1. Charlie Brown (“The Peanuts”)
Charlie Brown didn’t go back and teach us about the Constitution for us to not use our constitutional right to vote. We also didn’t spend all those years rewatching “The Birth of the Constitution: This is America Charlie Brown” for nothing, either. Charlie and his friends would have been tremendously politically active as adults. In fact, they would probably attend rallies, host debate viewing parties or, in true “Peanuts” nature, travel back in time to find out what Abraham Lincoln or George Washington would think of this election. Regardless of political affiliation, voting has always been an important part of our country. Plus, you’d never want to disappoint Charlie Brown!
2. Olivia Pope (“Scandal”)
The White House communications director-turned-crisis management lawyer knows a thing or two about working with the president. Olivia has dealt with a wide array of political scandals, and she knows the ins and outs of Washington, D.C. like the back of her hand. The fixer herself would want everyone to do what they can do to make sure the executive branch is Fitz Grant-free. She is high-powered and persuasive; if Olivia Pope ever tells you to do something (such as vote), you do it. She’s one person you certainly don’t want to let down.
3. Katniss Everdeen (“The Hunger Games”)
In a world where voting is nonexistent, Katniss Everdeen was able to revolutionize her dystopian society by surviving the Hunger Games and turning “a nation of slaves into an army,” according to new president, Alma Coin. Katniss is not one to shy away from speaking her mind. Her rivalry with President Snow traced the entirety of the series, and she championed equality while representing the oppressed. In a world with voting, and in an election with so much controversy and high stakes, Katniss would be extremely outspoken about the importance of this election. She would give speeches to persuade others to value their rights and would ruthlessly debate anyone who would dare say voting doesn’t matter.

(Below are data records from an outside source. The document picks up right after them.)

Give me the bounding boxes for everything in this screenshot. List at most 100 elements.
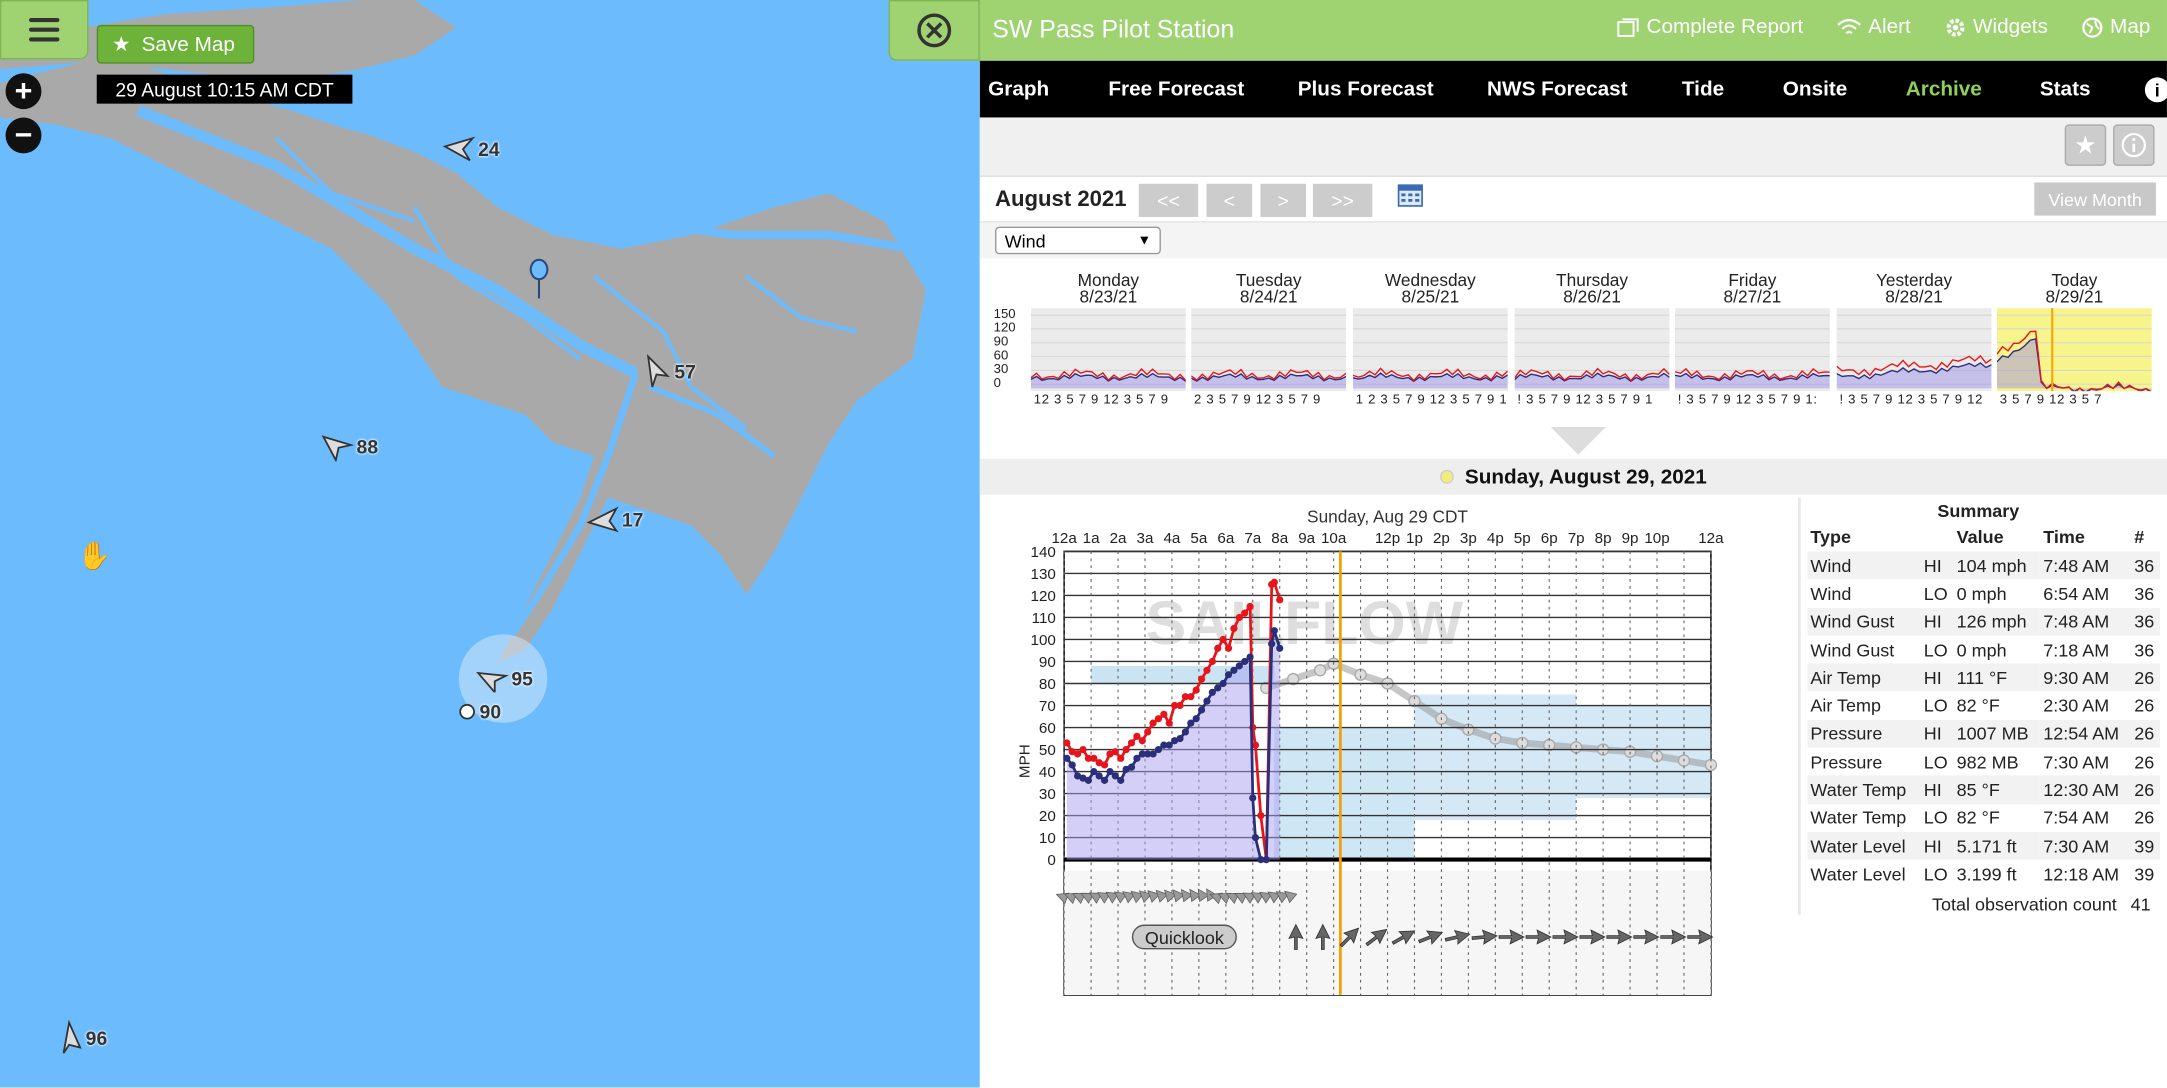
info-button[interactable]: [2113, 124, 2155, 166]
table-cell: HI: [1923, 555, 1942, 576]
tab-onsite[interactable]: Onsite: [1783, 77, 1848, 100]
mini-chart[interactable]: [1514, 308, 1670, 392]
alert-link[interactable]: Alert: [1836, 15, 1911, 39]
table-cell: Wind: [1810, 555, 1852, 576]
day-link[interactable]: Wednesday 8/25/21: [1361, 272, 1499, 307]
day-date: 8/29/21: [2045, 287, 2104, 307]
day-link[interactable]: Friday 8/27/21: [1683, 272, 1821, 306]
map-view[interactable]: ★ Save Map 29 August 10:15 AM CDT + − 24…: [0, 0, 980, 1088]
mini-chart[interactable]: [1352, 308, 1508, 392]
mini-x-labels: ! 3 5 7 9 12 3 5 7 9 12: [1839, 392, 1984, 408]
wind-marker[interactable]: 96: [55, 1019, 107, 1056]
mini-chart[interactable]: [1030, 308, 1186, 392]
table-cell: Wind Gust: [1810, 611, 1895, 632]
day-link[interactable]: Monday 8/23/21: [1039, 272, 1177, 306]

4. Candace and Toni (“Portlandia”)
These two would technically make the list a total of six fictional characters, but they’re essentially a two-for-one deal. It’s no secret who they would vote for; after all, they do run a bookstore called Women and Women First. Regardless, Candace and Toni would want everyone to take advantage of their right to the 19th Amendment. Candace and Toni would mercilessly protest any candidate who opposed their personal views. While these two may not have much sympathy or rationality for the opposing side, they would no doubt be avid proponents of voting. They would even go as far as to lock you in their store until you filled out your absentee ballot form.
5. Leslie Knope (“Parks and Recreation”)
Perhaps the most obviously politically passionate fictional character is Leslie Knope. The deputy director of the Pawnee Parks and Recreation Department dedicated her life to the government. She was an intense advocate for equality and a self-proclaimed fangirl of many major political figures, including Hillary Clinton. Leslie is one of the most patriotic TV show characters ever portrayed, and she would probably be knocking on your door or calling you at 3 a.m. to remind you to vote (especially if she was the one running).